One microgram of total RNA was converted to cDNA using a QuantiTect reverse transcription kit (Qiagen, Inc.) according to the manufacturer's instructions. Real-time quantitative reverse transcription-PCR (qRT-PCR) was carried out with a StepOnePlus real-time PCR system (Applied Biosystems, Carlsbad, CA, USA) to determine the relative expression levels of oxyR, recA, rpoS, sodA, and soxR in nonilluminated and illuminated cells. All primers used in this study were designed using Primer Expression Software 3.0 (Applied Biosystems) based on the nucleotide sequence derived from the NCBI database (accession number NC_011294.1). 16S rRNA was used as a reference gene, and the primer sequence was obtained from Yang et al. (5).

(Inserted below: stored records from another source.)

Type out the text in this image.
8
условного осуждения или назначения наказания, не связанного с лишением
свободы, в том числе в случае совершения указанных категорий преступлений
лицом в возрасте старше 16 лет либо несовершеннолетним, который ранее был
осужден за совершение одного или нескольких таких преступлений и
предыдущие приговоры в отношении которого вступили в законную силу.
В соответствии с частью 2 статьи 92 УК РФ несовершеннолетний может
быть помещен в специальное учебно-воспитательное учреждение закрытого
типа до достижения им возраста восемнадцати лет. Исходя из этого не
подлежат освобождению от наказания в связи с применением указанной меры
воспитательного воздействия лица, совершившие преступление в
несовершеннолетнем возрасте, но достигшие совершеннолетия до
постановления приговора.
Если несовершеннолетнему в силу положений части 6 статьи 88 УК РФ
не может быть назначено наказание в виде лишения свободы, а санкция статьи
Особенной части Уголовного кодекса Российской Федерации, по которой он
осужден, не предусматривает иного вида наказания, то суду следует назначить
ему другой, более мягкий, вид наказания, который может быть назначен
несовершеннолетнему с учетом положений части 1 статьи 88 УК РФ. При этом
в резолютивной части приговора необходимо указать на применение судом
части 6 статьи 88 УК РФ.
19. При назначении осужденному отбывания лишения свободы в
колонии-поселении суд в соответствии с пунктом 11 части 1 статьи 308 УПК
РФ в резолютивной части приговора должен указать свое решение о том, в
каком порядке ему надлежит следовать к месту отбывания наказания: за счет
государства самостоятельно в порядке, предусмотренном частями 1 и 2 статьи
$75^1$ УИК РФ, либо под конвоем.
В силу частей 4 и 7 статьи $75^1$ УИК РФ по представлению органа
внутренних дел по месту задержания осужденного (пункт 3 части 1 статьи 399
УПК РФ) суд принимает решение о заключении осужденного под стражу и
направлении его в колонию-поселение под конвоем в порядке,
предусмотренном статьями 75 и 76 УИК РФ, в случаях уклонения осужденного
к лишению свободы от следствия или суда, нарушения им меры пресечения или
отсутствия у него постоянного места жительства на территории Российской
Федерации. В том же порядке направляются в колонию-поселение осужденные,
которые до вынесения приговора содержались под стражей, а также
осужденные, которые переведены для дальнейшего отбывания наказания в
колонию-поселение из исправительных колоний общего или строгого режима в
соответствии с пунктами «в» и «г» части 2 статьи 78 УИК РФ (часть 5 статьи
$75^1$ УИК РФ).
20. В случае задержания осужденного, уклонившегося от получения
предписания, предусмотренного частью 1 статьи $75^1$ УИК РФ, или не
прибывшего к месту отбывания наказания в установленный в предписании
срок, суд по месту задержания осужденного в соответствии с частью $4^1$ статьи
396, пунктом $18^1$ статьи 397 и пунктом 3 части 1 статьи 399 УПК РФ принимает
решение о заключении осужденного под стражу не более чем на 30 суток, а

Detailed information concerning these target genes and primer sequences is presented in Table 2. The reaction mixtures (20 μl) contained 10 μl of Fast SYBR green master mix (Applied Biosystems), 1 μl of 0.5 μM forward primer, 1 μl of 0.5 μM reverse primer, 1 μl of template cDNA, and 7 μl of PCR water. Thermal cycling conditions consisted of 1 cycle at 95°C for 20 s, followed by 40 cycles at 95°C for 3 s and 60°C for 30 s. The absence of DNA contamination as a negative control was confirmed by reactions without reverse transcriptase. The changes in relative gene expression were calculated with the 2–ΔΔCT method (5).
All mean values for each of the data points were obtained by performing independent triplicates with duplicate analyses (n = 6). All data are expressed as means ± the standard deviations, and the significant differences between mean values were calculated at the 95% confidence interval with analyses of variance (ANOVAs) and least significant difference (LSD) tests using SPSS statistical software (version 20; IBM Corp., Armonk, NY, USA).
This study was supported in part by funding from the Ministry of Education's Academic Research Fund (AcRF) Tier 1 (R-143-000-624-112). We thank L. R. Beuchat at the University of Georgia for his thoughtful review of the manuscript and K. Seo at Konkuk University for kindly providing S. Enteritidis strains.
The funder had no role in study design, data collection and interpretation, or the decision to submit the work for publication.